Como a sociedade continua queimando livros

– Ray Bradbury escreveu um posfácio ao seu livro e um posfácio ao posfácio, a que ele chamou de Coda. É deste coda o trecho que trago a seguir, em que ele fala sobre como a sociedade continua queimando livros, como ocorreu na sua obra, e a despeito da Inquisição ser coisa do passado. Leia:

“[…] Existe mais de uma maneira de queimar um livro. E o mundo está cheio de pessoas carregando fósforos acesos. Cada minoria, seja ela batista, unitarista; irlandesa, italiana, octogenária, zen-budista; sionista, adventista-do-sétimo-dia; feminista, republicana; homossexual, do evangelho-quadrangular acha que tem a vontade, o direito e o dever de esparramar querosene e acender o pavio. Cada editor estúpido que se considera fonte de toda literatura insossa, como um mingau sem gosto, lustra sua guilhotina e mira na nuca de qualquer autor que ouse falar mais alto que um sussurro ou escrever mais que uma rima de jardim-de-infância.” (p. 245)

– Reflita sobre a pertinência deste comentário, se não acontece de fato… Bradbury ainda diz mais isto aqui:

“Pois este é um mundo louco e ficará mais louco, se permitirmos que as minorias – sejam elas de anões ou gigantes, orangotangos ou golfinhos, adeptos de ogivas nucleares ou de conversações aquáticas, pró-computarologistas ou neo-ludditas, débeis mentais ou sábios – interfiram na estética. O mundo real é o terreno em que todo e qualquer grupo formula ou revoga leis como num grande jogo. Mas a ponta do nariz do meu livro ou dos meus contos ou poemas é onde seus direitos terminam e meus imperativos territoriais começam, mandam e comandam. Se os mórmons não gostam das minhas peças, eles que escrevam as deles. Se os irlandeses detestam meus contos passados em Dublin, eles que aluguem máquinas de escrever. Se os professores e os editores das escolas elementares acharem que minhas frases trava-línguas partirão seus dentes-de-leite, eles que comam o bolo rançoso embebido em chá fraco de sua própria produção apóstata. Se os intelectuais chicanos desejarem cortar novamente meu ‘maravilhoso terno sorvete (‘Wonderful Ice Cream Suit’) para que tenha o feitio de um terno popular (‘zoo’), é possível que o cinto se solte e as calças caiam. […]
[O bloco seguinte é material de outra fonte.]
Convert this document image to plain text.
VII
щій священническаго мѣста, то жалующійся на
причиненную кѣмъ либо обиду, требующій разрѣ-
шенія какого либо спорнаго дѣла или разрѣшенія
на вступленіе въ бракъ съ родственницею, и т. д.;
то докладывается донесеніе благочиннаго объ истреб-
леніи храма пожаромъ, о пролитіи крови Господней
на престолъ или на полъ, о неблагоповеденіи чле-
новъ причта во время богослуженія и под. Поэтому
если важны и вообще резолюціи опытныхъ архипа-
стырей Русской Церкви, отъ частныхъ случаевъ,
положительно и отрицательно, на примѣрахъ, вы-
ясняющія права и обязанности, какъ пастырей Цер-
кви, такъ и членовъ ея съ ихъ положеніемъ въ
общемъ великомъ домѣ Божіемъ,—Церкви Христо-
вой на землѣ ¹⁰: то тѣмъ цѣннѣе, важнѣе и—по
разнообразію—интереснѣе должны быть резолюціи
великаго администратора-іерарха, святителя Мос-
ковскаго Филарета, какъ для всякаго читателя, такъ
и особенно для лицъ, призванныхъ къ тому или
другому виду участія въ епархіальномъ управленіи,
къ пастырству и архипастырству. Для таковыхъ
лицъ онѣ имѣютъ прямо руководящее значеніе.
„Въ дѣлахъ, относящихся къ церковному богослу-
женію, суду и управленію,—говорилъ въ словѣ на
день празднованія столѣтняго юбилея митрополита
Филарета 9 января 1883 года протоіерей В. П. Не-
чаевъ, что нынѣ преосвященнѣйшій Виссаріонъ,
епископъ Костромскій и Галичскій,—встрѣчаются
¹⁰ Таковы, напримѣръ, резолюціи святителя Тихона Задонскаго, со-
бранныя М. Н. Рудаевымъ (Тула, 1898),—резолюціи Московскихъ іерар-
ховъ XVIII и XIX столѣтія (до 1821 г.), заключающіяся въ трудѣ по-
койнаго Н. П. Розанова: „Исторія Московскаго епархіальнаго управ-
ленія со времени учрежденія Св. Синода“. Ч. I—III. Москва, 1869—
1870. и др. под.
Em suma, não me insultem com decapitações, decepamentos de dedos ou esvaziamento de pulmões que pretendam fazer em minhas obras. Preciso de minha cabeça para rejeitar ou assentir, minha mão para saudar ou fechar em punho, meus pulmões para gritar ou sussurrar. Não irei gentilmente para uma prateleira, eviscerado, para me tornar um não-livro.” (p. 248)

– Alguém entrega este trecho pro governo, por favor?

 

revisto por Mayra Corrêa e Castro

 

BRADBURY, Ray. Fahrenheit 451: a temperatura na qual o papel do livro pela fogo e queima. Tradução de Cid Knipel. São Paulo, Globo, 2009, 2ª reimpressão.